Background: Desmoid tumors are rare soft tissue neoplasms that have a variable and often unpredictable clinical course. We have conducted a phase II study to evaluate the efficacy and safety of tamoxifen and sulindac in treatment of primary unresectable and recurrent desmoid tumors.
Methods: Eligible patients were ≥18 years of age who had measurable histologically confirmed recurrent or newly diagnosed tumors not amenable to R0 resection, or those who underwent tumor excision with gross residual desmoid tumor. The primary objective was to estimate progression-free survival. Patients received 20 mg tamoxifen and 300 mg sulindac daily for up to 12 months according to absence of disease progression or unacceptable drug toxicity.

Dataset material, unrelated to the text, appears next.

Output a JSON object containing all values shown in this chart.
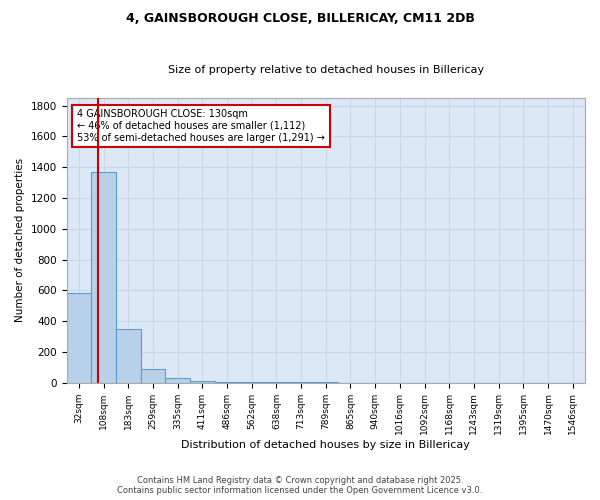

Results: 25 patients, 12 males and 13 females, whose ages ranged from 18-60 years. Most (88%) had a good performance status (ECOG 1). A total of 6 of 15 patients with recurrent desmoid tumors had histories of prior local radiotherapy for their primary tumors. There were 10 newly diagnosed patients, 15 (60%) had recurrent disease and only one patient had a diagnosis of familial adenomatous polyposis. Only 22 patients completed the treatment protocol and were evaluated for clinical response and time to progression. All patients were evaluated for safety profile. The overall response rate was 60%, with complete response observed in 8% and partial response in 52%. At two years, the estimated progression-free survival rate was 55% with a median progressionfree survival of 25 months.
Conclusion: According to the results of this study, systemic treatment with tamoxifen and nonsteroidal anti-inflammatory drugs is safe and effective in patients with desmoid tumors.